Last week’s post on feasting, thanksgiving, and national identities made me think about inaugural dinners. In the United States they’ve become not only a statement on the kind of administration the new president hopes to usher in, but also a reflection of the country’s concerns and preoccupations at that moment. They’re a kind of culinary state of the nation address. In an excellent article on inaugural suppers, Andrew F. Smith describes Franklin Roosevelt’s decision to choose a menu in keeping with wartime austerity. His cook

offered an austere, ration-conscious ‘ladies’ lunch’ of cold chicken salad, rolls (no butter), cake (no frosting) and coffee (no sugar). To make matters worse, some of the chicken had spoiled and had to be thrown out. George Jessel, the luncheon’s toastmaster, posed the question, ‘How is it humanly possible to make chicken salad with so much celery and so little chicken?’

With a nod to his folksy appeal to American voters, Bill Clinton’s menu was described as a ‘cross between a state dinner at the White House and a traditional Arkansas Raccoon Supper’. Barak Obama’s menu deliberately paid homage to Abraham Lincoln, whose reputation as a conciliator Obama hoped to emulate, and in commemoration of the bicentenary of Lincoln’s birth. Presumably, though, Obama didn’t intend to replicate the shambles of Lincoln’s own inaugural dinner.

Lincoln’s inaugural committee had planned a lavish midnight buffet for the inaugural ball: terrapin stew, leg of veal, beef a l’anglais, foie gras, pate, cream candies, fruit ices, tarts, cakes and more. The venue was the Patent Office, which had two spacious halls for dancing and dining. The buffet was set out in a corridor where patent models were displayed. When the grand supper was announced, after several hours of dancing, the crowd rushed the table and people began grabbing, pushing and stuffing themselves shamelessly. In a matter of minutes, the sumptuous buffet was a shambles – as were several of the patent exhibits.

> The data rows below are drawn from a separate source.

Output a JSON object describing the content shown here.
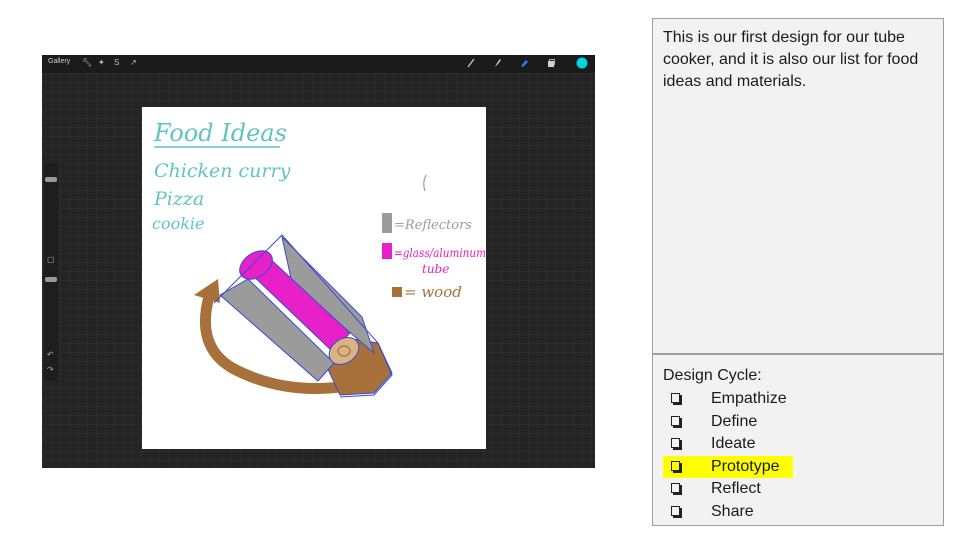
{
  "app": {
    "gallery_label": "Gallery",
    "toolbar_left_icons": [
      "wrench-icon",
      "magic-wand-icon",
      "selection-icon",
      "transform-arrow-icon"
    ],
    "toolbar_right_icons": [
      "brush-icon",
      "smudge-icon",
      "eraser-icon",
      "layers-icon",
      "color-swatch-icon"
    ],
    "color_swatch": "#00d5e0",
    "sidebar_icons": [
      "brush-size-slider",
      "modify-button",
      "opacity-slider",
      "undo-icon",
      "redo-icon"
    ]
  },
  "drawing": {
    "title": "Food Ideas",
    "food_items": [
      "Chicken curry",
      "Pizza",
      "cookie"
    ],
    "legend": [
      {
        "label": "=Reflectors",
        "color": "#9b9b9b"
      },
      {
        "label": "=glass/aluminum",
        "label2": "tube",
        "color": "#e820c8"
      },
      {
        "label": "= wood",
        "color": "#a8703a"
      }
    ],
    "ink_colors": {
      "teal": "#5fc4c4",
      "gray": "#9b9b9b",
      "magenta": "#e820c8",
      "brown": "#a8703a",
      "blue": "#3a4ad0"
    }
  },
  "description": "This is our first design for our tube cooker, and it is also our list for food ideas and materials.",
  "design_cycle": {
    "title": "Design Cycle:",
    "items": [
      {
        "label": "Empathize",
        "highlight": false
      },
      {
        "label": "Define",
        "highlight": false
      },
      {
        "label": "Ideate",
        "highlight": false
      },
      {
        "label": "Prototype",
        "highlight": true
      },
      {
        "label": "Reflect",
        "highlight": false
      },
      {
        "label": "Share",
        "highlight": false
      }
    ],
    "highlight_color": "#ffff00"
  }
}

Oh dear. We know that Obama’s lunch went well, but I’m more interested in the fuss that it caused. The menu was printed in newspapers and generated huge amounts of discussion – the Guardian even usefully provided recipes for the lunch.

It opens with a stew of sea scallops, shrimp, lobster and black cod in a cream sauce, baked in a terrine covered with a puff pastry…. Following that, the 230 guests will be served a winter veg medley of asparagus, carrots, brussels sprouts and wax beans, and a ‘brace of American birds,’ duck and pheasant…. For dessert, they’ll have a quintessentially American flavour, a cinnamon apple sponge cake.

I imagine that branches of Waitrose in north London were sure to stock up on scallops, lobster, cod, duck, pheasant, and heirloom apples before being inundated by enthusiastic Guardianistas recreating the President’s first lunch. This menu, with its emphasis on simple, unprocessed food harking back to homely, ‘honest’ meals based on seasonal, ‘whole’ produce suggests a presidency aware of the country’s economic crisis, and committed to responding to the concerns of ‘ordinary’ Americans.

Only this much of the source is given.